To pay for her education, first at Mesa Community College and now UC San Diego, she’s held a number of jobs such as tutoring, retail sales, nannying and weekends at the Little Italy and Encinitas farmer’s markets selling healthy snacks.

With all this activity in her life, Cheyenne remains very focused on her coursework, and feels the pressure. “Statistically speaking, success for a first-generation college student is lower than for most who are not. When I factor in how my younger sister is following the path that I pave, I can’t help but feel the weight on my shoulders. The pressure has not deterred me though, and I have managed to assemble academic roads and networks of my own that have accelerated me forward, into a very real and successful future.”

Cheyenne’s career goal is “to become a force of change and a voice for the voiceless. I see myself becoming a physician who will go on to serve the underserved San Diego communities. Healthcare to me is a fundamental and basic human right that extends to all.” This decision was solidified by a pivotal experience…

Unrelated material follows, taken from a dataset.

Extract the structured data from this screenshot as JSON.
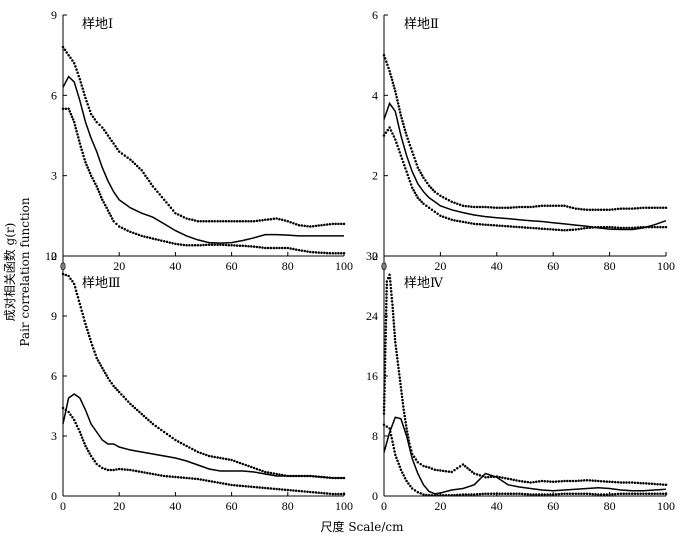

“Last October, at 7 AM on my 22nd birthday, my friend and fellow Triton Sadaf and I taught HomelessHEAL’s first health education class at San Diego Rescue Mission. We presented on the science behind nicotine and alcohol abuse to a class of 100 homeless men enrolled in San Diego Rescue Mission's one-year recovery program. It was one of the most humbling experiences I have ever had. To have men who have experienced trauma beyond anything I could ever imagine come up to me, shake my hand, share their stories and their gratitude for our organization’s presence, brought me to tears.”

In her work, Cheyenne hopes to be a model for change. “I’m a dedicated woman of science and I want to offer my science background and femininity to younger girls who feel the weight of gender pressures. I want to tell our youth that they are good enough to become whoever they want, and they too can become forces of change in our society.”

A force she is, and intends to be. “I want to challenge the scary, the supposedly unsolvable, complicated and messy problems. I want to get my hands dirty with like-minded people in order to challenge injustice and promote equal access to healthcare and environmentally sustainable lifestyles. The purpose of my involvement is to be a voice for the voiceless, to make sure no one turns a blind eye to very real and serious problems that will not simply vanish.”